Ma Wenqing, Ye Shuangmei, Tian Lifeng, Liu Min, Wang Rui, Yang Xuezhou, Wang Man, Fu Fangfang, Ren Wu, Dang Lei, Wang Tian, Wang Wenwen, Wang Shixuan, Sun Yan, Li Yan
Department of Obstetrics and Gynecology, Tongji Hospital, Tongji Medical College, Huazhong University of Science and Technology, Wuhan, 430030, China.
Center for Reproductive Medicine, Jiangxi Key Laboratory of Women's Reproductive Health, Jiangxi Branch of National Clinical Research Center for Obstetrics and Gynecology, Jiangxi Maternal and Child Health Hospital, Nanchang Medical College, Nanchang, 330000, China.
Reprod Biol Endocrinol. 2025 Mar 15;23(1):41. doi: 10.1186/s12958-025-01375-2.
To evaluate the association between the LHCGR rs2293275 (N312S) genotype and ovarian aging phenotypes in Han Chinese women, focusing on diminished ovarian reserve (DOR) and primary ovarian insufficiency (POI).
This multicenter population-based study included 1,240 women aged 18-40 years diagnosed with DOR (n = 711) or POI (n = 529), alongside 72,846 ethnically and regionally matched controls from the Han Chinese Genomes Database (PGG.Han). Genotyping of rs2293275 was performed, and clinical data (menstrual history, hormonal profiles, maternal menopause age, and ART outcomes) were analyzed.
The AA genotype frequency in the ovarian aging cohort (1.85%) was significantly higher than in the general Han population (0.62%, OR 3.04, 95% CI 1.99-4.64, p < 0.001). AA carriers exhibited earlier POI diagnosis (25.5 ± 6.4 vs. 32.0 ± 5.1 years in GG carriers, p < 0.001) and maternal menopause (41.6 ± 3.3 vs. 47.8 ± 4.1 years, p < 0.001). In controlled ovarian stimulation cycles, AA carriers demonstrated reduced ovarian sensitivity (OSI: 3.59 vs. 1.21 in GG, p = 0.019) despite comparable gonadotropin doses.

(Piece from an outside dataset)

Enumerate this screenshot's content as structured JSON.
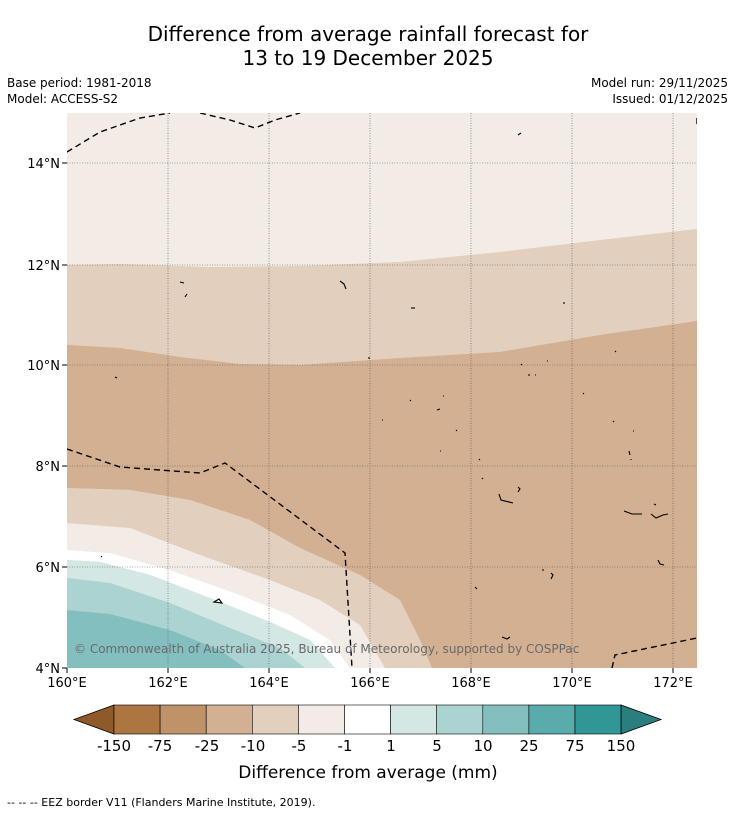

The LHCGR rs2293275 AA genotype is strongly associated with accelerated ovarian aging in Han Chinese women, highlighting its potential as a biomarker for early identification of high-risk individuals. While these findings underscore genetic contributions to ovarian dysfunction, further mechanistic studies are needed to establish causality and optimize clinical translation.
ClinicalTrials.gov NCT05665010, registered on 2022-11-30.
评估促黄体生成素/绒毛膜促性腺激素受体(LHCGR)基因rs2293275(N312S)基因型与中国汉族女性卵巢衰老表型之间的关联,重点关注卵巢储备功能减退(DOR)和原发性卵巢功能不全(POI)。
这项基于多中心人群的研究纳入了1240名年龄在18至40岁之间、被诊断为DOR(n =
711)或POI(n = 529)的女性,以及来自中国汉族基因组数据库(PGG.Han)的72846名种族和地区匹配的对照。对rs2293275进行基因分型,并分析临床数据(月经史、激素谱、母亲绝经年龄和辅助生殖技术结局)。
卵巢衰老队列中的AA基因型频率(1.85%)显著高于一般汉族人群(0.62%,比值比3.04,95%置信区间1.99 - 4.64,p < 0.001)。AA携带者的POI诊断年龄更早(GG携带者为25.5±6.4岁,AA携带者为32.0±5.1岁,p < 0.001),母亲绝经年龄也更早(41.6±3.3岁对47.8±4.1岁,p < 0.001)。在控制性卵巢刺激周期中,尽管促性腺激素剂量相当,但AA携带者的卵巢敏感性降低(卵巢刺激指数:GG为3.59,AA为1.21,p = 0.019)。
LHCGR rs2293275 AA基因型与中国汉族女性卵巢衰老加速密切相关,凸显了其作为早期识别高危个体生物标志物的潜力。虽然这些发现强调了基因对卵巢功能障碍的影响,但需要进一步的机制研究来确定因果关系并优化临床转化。
ClinicalTrials.gov NCT05665010,于2022年11月30日注册。